SK On explored photonic sintering, emphasizing its advantages in speed and low-temperature heat treatment, as a potential solution. To optimize the photonic sintering process, the research team first identified inorganic colorants that minimize energy loss from light exposure and applied them to oxide electrolyte materials. By utilizing ultrafast photonic sintering technology, the team was able to generate a porous microstructure with optimal uniformity.

Furthermore, the team successfully produced a hybrid solid electrolyte by combining photonic sintering-processed oxide-based materials with a gel polymer electrolyte. Experimental results showed that batteries using this hybrid electrolyte demonstrated excellent cycle life.

In another study, SK On explored the potential of lithium- and manganese-rich layered oxide (LMRO) cathodes for sulfide-based ASSBs.

This research, conducted with Prof. Kyu Tae Lee’s group at Seoul National University, was featured as a cover article last month in Advanced Energy Materials, a leading journal in energy materials. The study was recognized for its comprehensive understanding on elucidating the degradation mechanism of LMRO cathodes, rather than just their performance.

LMRO cathode materials are cost efficient because they are based on manganese, which is cheaper than nickel and cobalt. However, when used with liquid electrolytes in conventional lithium-ion batteries, LMROs face challenges like gas generation, voltage decay and capacity loss, prompting efforts to explore their use in ASSBs.

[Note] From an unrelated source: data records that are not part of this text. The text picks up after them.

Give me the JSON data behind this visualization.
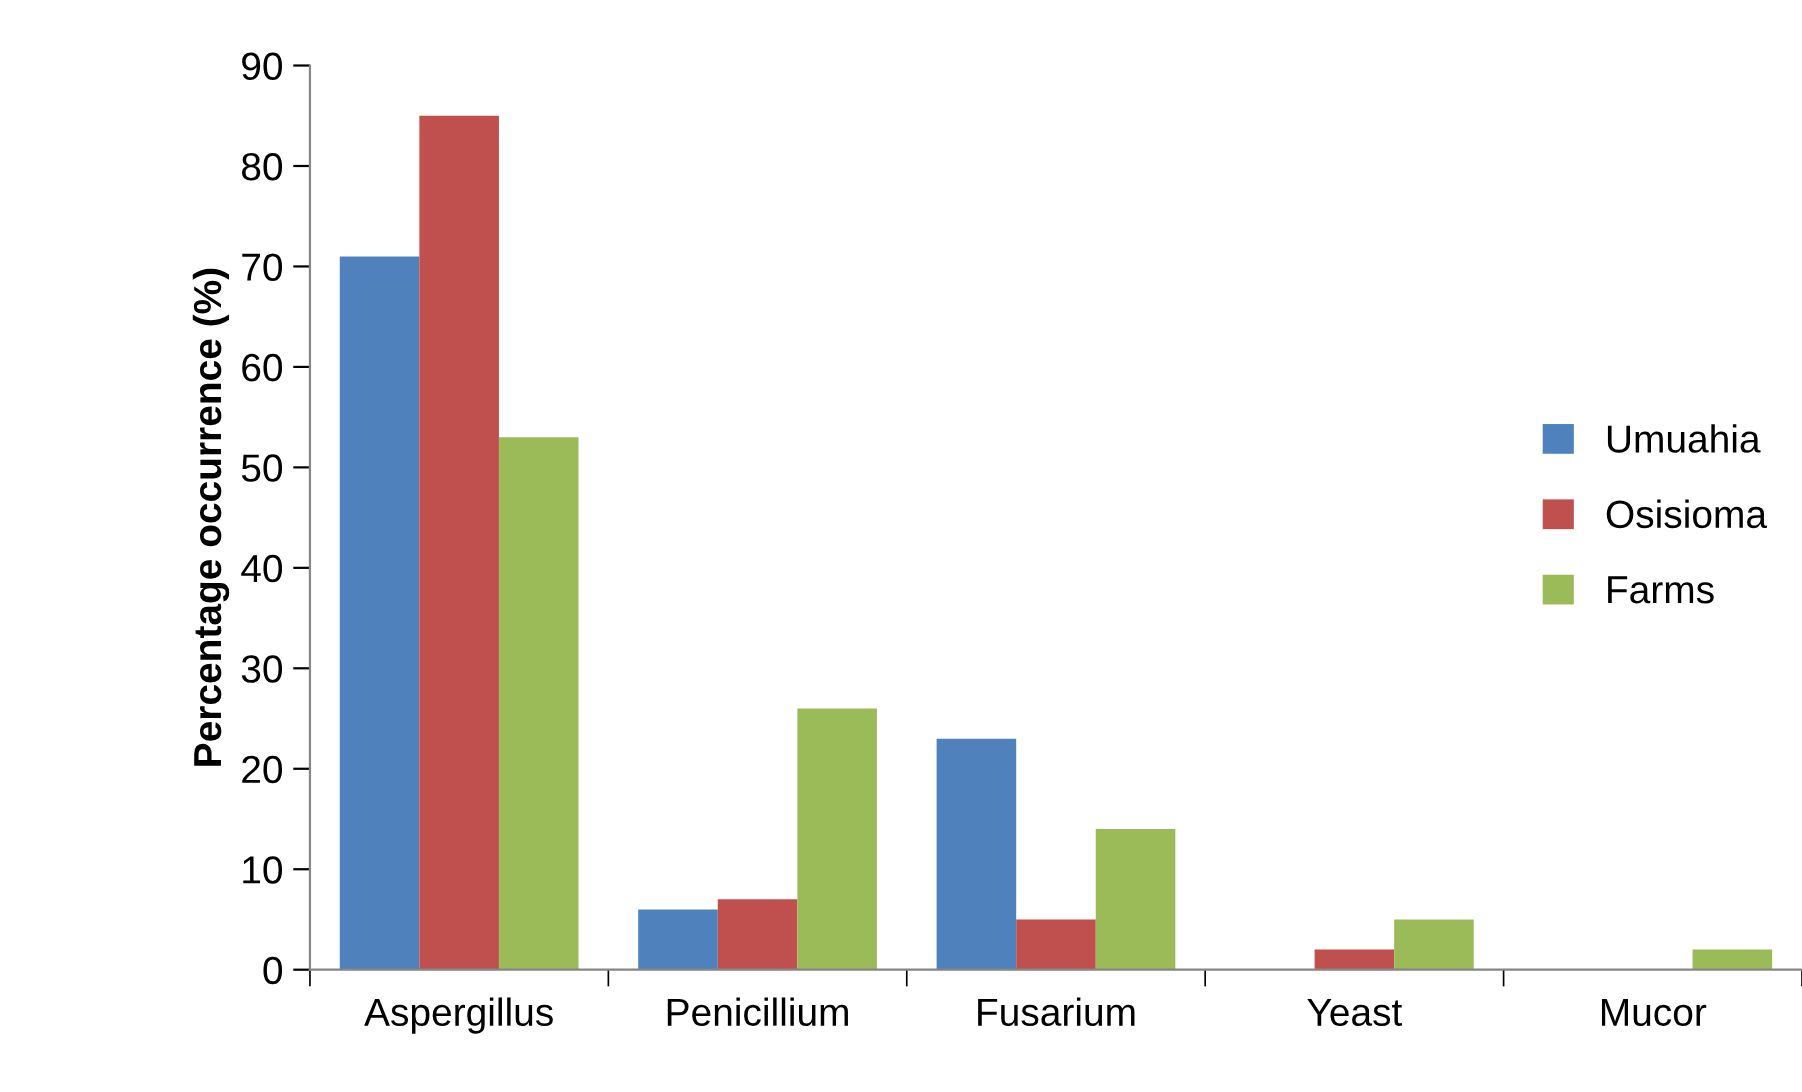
{
  "chart_data": {
    "type": "bar",
    "ylabel": "Percentage occurrence (%)",
    "categories": [
      "Aspergillus",
      "Penicillium",
      "Fusarium",
      "Yeast",
      "Mucor"
    ],
    "series": [
      {
        "name": "Umuahia",
        "color": "#4f81bd",
        "values": [
          71,
          6,
          23,
          0,
          0
        ]
      },
      {
        "name": "Osisioma",
        "color": "#c0504d",
        "values": [
          85,
          7,
          5,
          2,
          0
        ]
      },
      {
        "name": "Farms",
        "color": "#9bbb59",
        "values": [
          53,
          26,
          14,
          5,
          2
        ]
      }
    ],
    "ylim": [
      0,
      90
    ],
    "yticks": [
      0,
      10,
      20,
      30,
      40,
      50,
      60,
      70,
      80,
      90
    ],
    "grid": false,
    "legend": "right"
  }
}
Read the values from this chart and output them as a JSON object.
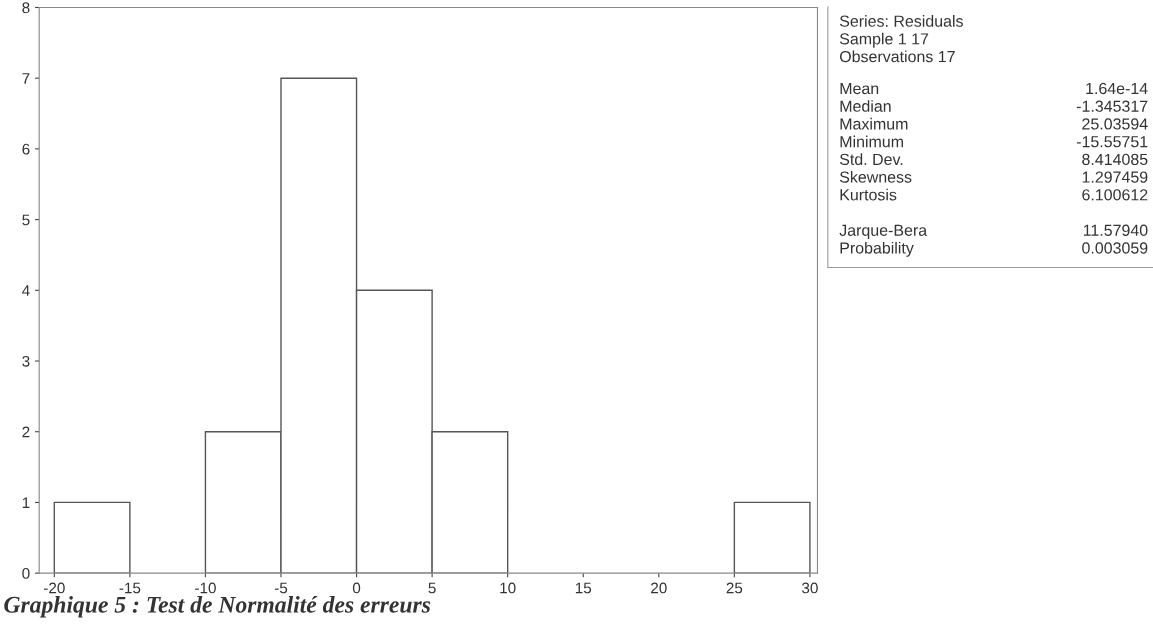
{
  "chart_data": [
    {
      "type": "histogram",
      "bins": [
        -20,
        -15,
        -10,
        -5,
        0,
        5,
        10,
        15,
        20,
        25,
        30
      ],
      "values": [
        1,
        0,
        2,
        7,
        4,
        2,
        0,
        0,
        0,
        1
      ],
      "color": "#ffffff",
      "xlim": [
        -21,
        30.5
      ],
      "xticks": [
        -20,
        -15,
        -10,
        -5,
        0,
        5,
        10,
        15,
        20,
        25,
        30
      ],
      "ylim": [
        0,
        8
      ],
      "yticks": [
        0,
        1,
        2,
        3,
        4,
        5,
        6,
        7,
        8
      ],
      "annotations": [
        "Graphique 5 : Test de Normalité des erreurs"
      ]
    },
    {
      "type": "other",
      "annotations": [
        "Series: Residuals",
        "Sample 1 17",
        "Observations 17",
        "Mean",
        "1.64e-14",
        "Median",
        "-1.345317",
        "Maximum",
        "25.03594",
        "Minimum",
        "-15.55751",
        "Std. Dev.",
        "8.414085",
        "Skewness",
        "1.297459",
        "Kurtosis",
        "6.100612",
        "Jarque-Bera",
        "11.57940",
        "Probability",
        "0.003059"
      ]
    }
  ]
}
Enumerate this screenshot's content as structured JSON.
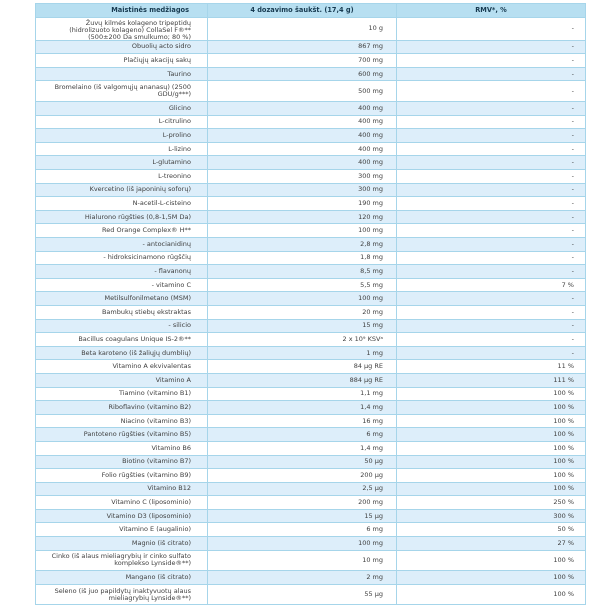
{
  "table": {
    "headers": {
      "nutrient": "Maistinės medžiagos",
      "dose": "4 dozavimo šaukšt. (17,4 g)",
      "rmv": "RMV*, %"
    },
    "rows": [
      {
        "name": "Žuvų kilmės kolageno tripeptidų (hidrolizuoto kolageno) CollaSel F®** (500±200 Da smulkumo; 80 %)",
        "amount": "10 g",
        "rmv": "-",
        "clipped": true
      },
      {
        "name": "Obuolių acto sidro",
        "amount": "867 mg",
        "rmv": "-"
      },
      {
        "name": "Plačiųjų akacijų sakų",
        "amount": "700 mg",
        "rmv": "-"
      },
      {
        "name": "Taurino",
        "amount": "600 mg",
        "rmv": "-"
      },
      {
        "name": "Bromelaino (iš valgomųjų ananasų) (2500 GDU/g***)",
        "amount": "500 mg",
        "rmv": "-"
      },
      {
        "name": "Glicino",
        "amount": "400 mg",
        "rmv": "-"
      },
      {
        "name": "L-citrulino",
        "amount": "400 mg",
        "rmv": "-"
      },
      {
        "name": "L-prolino",
        "amount": "400 mg",
        "rmv": "-"
      },
      {
        "name": "L-lizino",
        "amount": "400 mg",
        "rmv": "-"
      },
      {
        "name": "L-glutamino",
        "amount": "400 mg",
        "rmv": "-"
      },
      {
        "name": "L-treonino",
        "amount": "300 mg",
        "rmv": "-"
      },
      {
        "name": "Kvercetino (iš japoninių soforų)",
        "amount": "300 mg",
        "rmv": "-"
      },
      {
        "name": "N-acetil-L-cisteino",
        "amount": "190 mg",
        "rmv": "-"
      },
      {
        "name": "Hialurono rūgšties (0,8-1,5M Da)",
        "amount": "120 mg",
        "rmv": "-"
      },
      {
        "name": "Red Orange Complex® H**",
        "amount": "100 mg",
        "rmv": "-"
      },
      {
        "name": "- antocianidinų",
        "amount": "2,8 mg",
        "rmv": "-"
      },
      {
        "name": "- hidroksicinamono rūgščių",
        "amount": "1,8 mg",
        "rmv": "-"
      },
      {
        "name": "- flavanonų",
        "amount": "8,5 mg",
        "rmv": "-"
      },
      {
        "name": "- vitamino C",
        "amount": "5,5 mg",
        "rmv": "7 %"
      },
      {
        "name": "Metilsulfonilmetano (MSM)",
        "amount": "100 mg",
        "rmv": "-"
      },
      {
        "name": "Bambukų stiebų ekstraktas",
        "amount": "20 mg",
        "rmv": "-"
      },
      {
        "name": "- silicio",
        "amount": "15 mg",
        "rmv": "-"
      },
      {
        "name": "Bacillus coagulans Unique IS-2®**",
        "amount": "2 x 10⁹ KSVᵃ",
        "rmv": "-"
      },
      {
        "name": "Beta karoteno (iš žaliųjų dumblių)",
        "amount": "1 mg",
        "rmv": "-"
      },
      {
        "name": "Vitamino A ekvivalentas",
        "amount": "84 µg RE",
        "rmv": "11 %"
      },
      {
        "name": "Vitamino A",
        "amount": "884 µg RE",
        "rmv": "111 %"
      },
      {
        "name": "Tiamino (vitamino B1)",
        "amount": "1,1 mg",
        "rmv": "100 %"
      },
      {
        "name": "Riboflavino (vitamino B2)",
        "amount": "1,4 mg",
        "rmv": "100 %"
      },
      {
        "name": "Niacino (vitamino B3)",
        "amount": "16 mg",
        "rmv": "100 %"
      },
      {
        "name": "Pantoteno rūgšties (vitamino B5)",
        "amount": "6 mg",
        "rmv": "100 %"
      },
      {
        "name": "Vitamino B6",
        "amount": "1,4 mg",
        "rmv": "100 %"
      },
      {
        "name": "Biotino (vitamino B7)",
        "amount": "50 µg",
        "rmv": "100 %"
      },
      {
        "name": "Folio rūgšties (vitamino B9)",
        "amount": "200 µg",
        "rmv": "100 %"
      },
      {
        "name": "Vitamino B12",
        "amount": "2,5 µg",
        "rmv": "100 %"
      },
      {
        "name": "Vitamino C (liposominio)",
        "amount": "200 mg",
        "rmv": "250 %"
      },
      {
        "name": "Vitamino D3 (liposominio)",
        "amount": "15 µg",
        "rmv": "300 %"
      },
      {
        "name": "Vitamino E (augalinio)",
        "amount": "6 mg",
        "rmv": "50 %"
      },
      {
        "name": "Magnio (iš citrato)",
        "amount": "100 mg",
        "rmv": "27 %"
      },
      {
        "name": "Cinko (iš alaus mieliagrybių ir cinko sulfato komplekso Lynside®**)",
        "amount": "10 mg",
        "rmv": "100 %"
      },
      {
        "name": "Mangano (iš citrato)",
        "amount": "2 mg",
        "rmv": "100 %"
      },
      {
        "name": "Seleno (iš juo papildytų inaktyvuotų alaus mieliagrybių Lynside®**)",
        "amount": "55 µg",
        "rmv": "100 %"
      }
    ]
  },
  "colors": {
    "header_bg": "#b7dff1",
    "stripe_bg": "#ddeefa",
    "border": "#a6d5ea",
    "text": "#404040",
    "header_text": "#173a50"
  }
}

Through various analyses, the group found that oxygen (O₂) released during charge/discharge under high-temperature and high-voltage conditions oxidizes the sulfide solid electrolyte, causing degradation. To address this, the team a special coating material to suppress oxygen release and was able to enhance cycle life.

“These achievements are the result of SK On’s proactive R&D efforts and exceptional technical capabilities, creating synergy with experts from academia and institutions,” said Kisoo Park, Head of SK On’s R&D Division. “We will remain committed to advancing R&D to drive leadership in the next-generation battery sector.”

SK On is developing two types of ASSBs: polymer-oxide composite and sulfide-based, with commercial prototypes expected by 2027 and 2029, respectively. The company’s solid-state battery pilot facility, currently under construction at its research center in Daejeon, Korea, is set for completion in the second half of 2025.

[Photo 1] Cover of ACS Energy Letters which features SK On’s study with Korea Institute of Ceramic Engineering and Technology on the ultrafast photonic sintering method.

[Photo 2] Cover of Advanced Energy Materials which features SK On’s study with Seoul National University on LMRO cathode materials.